8 Mart tatilinde ne yapacaksın? Feminizmle ilgili birkaç romanı sizler için listeledik ... Belki de parlak bahar güneşinde, çok uzakta ama önünüze yakın görünen hikayeleri okuyabilir, kadınların kimliğini ve işaret ettiği kaderi düşünebilirsiniz.
"Kadınları Uyandır"
Kızlar nasıl büyüdü, kadınlar nasıl evliliğe girdiler, evlilikte acıyı nasıl hissettiler ve kadınların çıkış yolu neresi? "Wake Up Women" 1977'de yayınlanan bir çalışma olmasına rağmen bugün kadınlar hala kendi gölgelerini görebiliyorlar.

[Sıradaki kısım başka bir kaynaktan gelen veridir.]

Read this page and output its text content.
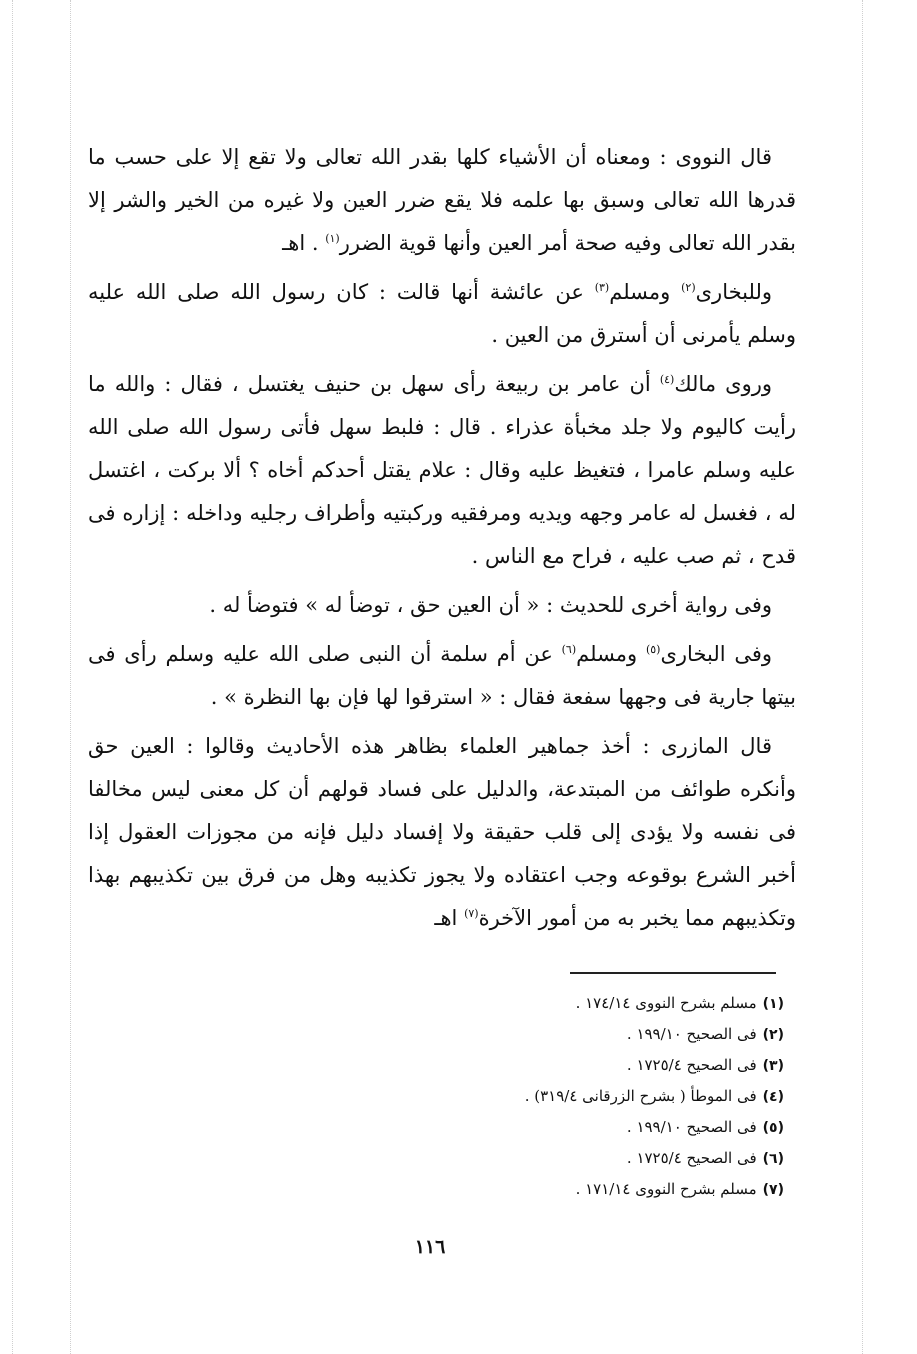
قال النووى : ومعناه أن الأشياء كلها بقدر الله تعالى ولا تقع إلا على حسب ما قدرها الله تعالى وسبق بها علمه فلا يقع ضرر العين ولا غيره من الخير والشر إلا بقدر الله تعالى وفيه صحة أمر العين وأنها قوية الضرر$^{(١)}$ . اهـ

وللبخارى$^{(٢)}$ ومسلم$^{(٣)}$ عن عائشة أنها قالت : كان رسول الله صلى الله عليه وسلم يأمرنى أن أسترق من العين .

وروى مالك$^{(٤)}$ أن عامر بن ربيعة رأى سهل بن حنيف يغتسل ، فقال : والله ما رأيت كاليوم ولا جلد مخبأة عذراء . قال : فلبط سهل فأتى رسول الله صلى الله عليه وسلم عامرا ، فتغيظ عليه وقال : علام يقتل أحدكم أخاه ؟ ألا بركت ، اغتسل له ، فغسل له عامر وجهه ويديه ومرفقيه وركبتيه وأطراف رجليه وداخله : إزاره فى قدح ، ثم صب عليه ، فراح مع الناس .

وفى رواية أخرى للحديث : « أن العين حق ، توضأ له » فتوضأ له .

وفى البخارى$^{(٥)}$ ومسلم$^{(٦)}$ عن أم سلمة أن النبى صلى الله عليه وسلم رأى فى بيتها جارية فى وجهها سفعة فقال : « استرقوا لها فإن بها النظرة » .

قال المازرى : أخذ جماهير العلماء بظاهر هذه الأحاديث وقالوا : العين حق وأنكره طوائف من المبتدعة، والدليل على فساد قولهم أن كل معنى ليس مخالفا فى نفسه ولا يؤدى إلى قلب حقيقة ولا إفساد دليل فإنه من مجوزات العقول إذا أخبر الشرع بوقوعه وجب اعتقاده ولا يجوز تكذيبه وهل من فرق بين تكذيبهم بهذا وتكذيبهم مما يخبر به من أمور الآخرة$^{(٧)}$ اهـ

(١)مسلم بشرح النووى ١٧٤/١٤ .

(٢)فى الصحيح ١٩٩/١٠ .

(٣)فى الصحيح ١٧٢٥/٤ .

(٤)فى الموطأ ( بشرح الزرقانى ٣١٩/٤) .

(٥)فى الصحيح ١٩٩/١٠ .

(٦)فى الصحيح ١٧٢٥/٤ .

(٧)مسلم بشرح النووى ١٧١/١٤ .

١١٦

Yazar Marilyn French, bu romanda birçok keskin toplumsal meseleyi ve toplumsal cinsiyet ayrımcılığını sunarak kamuoyunda tartışmalara yol açtı.Birçok kişi bu kitabın o dönemdeki kadınların en gerçek hayatını gösterdiğine inanıyor. Kitap dünya çapında 20 milyondan fazla sattı ve 22 dile çevrildi. "İkinci Cins" in yeni versiyonu olarak adlandırılıyor. Kadınların ruhani tarihini gösteriyor - biz sadece diğer yarısı değiliz, biz hala biziz Kendin.
"Fransız Teğmenin Kadını"
Bu roman, İngiliz yazar John Fowles'ın bir romanıdır ve Viktorya dönemine ait düşük sınıf bir kadın olan Sara'nın, absürt, çirkin ve soğuk bir gerçek dünyada kendini nasıl tanıdığını, özgürlüğü aradığını ve geleneğin zincirlerinden nasıl kurtulduğunu anlatır. Tabii. Açık yapıyı okumak ilginçtir ve ayrıca kahramanların ve kahramanların aşkında özgür, bağımsız, güçlü kadınların ölümcül cazibesini bulacaksınız.
"Damızlık Kızın Hikayesi"
Amerikan draması "The Handmaid's Tale" in popülaritesi aynı isimli romana daha yüksek bir profil verdi. Yazar Margaret Atwood, feminizm ve mitolojiyle tanınan Kanada'daki en seçkin çağdaş yazarlardan biridir. Hikaye, nükleer savaş sonrası dönemi anlatıyor: Nükleer kirlilik nedeniyle giderek daha fazla erkek kısır oluyor ve doğurganlık çağındaki kadınların normal fetüslere sahip olma olasılığı sadece dörtte bir. Sonuç olarak, birçok kadın özgürlüğü olmadan doğurganlık aracı olarak kullanılıyor ve mülkiyet, çalışma ve okuma haklarından mahrum bırakılıyor. Umarım her birimiz kadere karşı ılımlı bir tetikte olabiliriz.
"Bayan Dalloway"
Bir kadının gerçekten yaratma özgürlüğüne sahip olabilmesi için kendi kamarasına ve kendine ait bir maaşına sahip olması gerekir. Bu ünlü alıntı Virginia Woolf'tan geliyor. Bu "Mrs. Dalloway", Woolf'un başyapıtlarından biridir ve ana karakter Clarissa Dalloway'in Birinci Dünya Savaşı'ndan sonra Britanya'daki yaşamının ayrıntılarını anlatır. Time Magazine tarafından 1923'ten 2005'e kadar en iyi 100 İngiliz romanından biri olarak değerlendirildi. Bir zamanlar Mrs.Dalloway gelecek için pek çok güzel arayışı olan genç bir kızdı, ama şimdi onun sadece üst sınıfın bir nişanı olduğunu anlıyor: Aşk mı yoksa yaşam mı istiyorsun? Bu bir mücadele mi yoksa uzlaşma mı? Bayan Dalloway, hayatın karşısında kederli ama çaresizdi.
"Napoli Tetralojisi"
İtalyan yazar Elena Ferrante, "Yetenekli Kız Arkadaşım", "Yeni Bir İsmin Hikayesi", "Ayrılık ve Geride Bırakılan" ve "Kayıp Çocuk" olmak üzere yılda bir kitap olmak üzere dört roman yayımladı. "Napoli Tetralojisi". Napoli'de fakir bir mahallede doğan iki kız arasında yarım asır süren dostluğu anlatıyorlar ve kadınların kaderini keskin ve hassas bir şekilde tartışıyorlar.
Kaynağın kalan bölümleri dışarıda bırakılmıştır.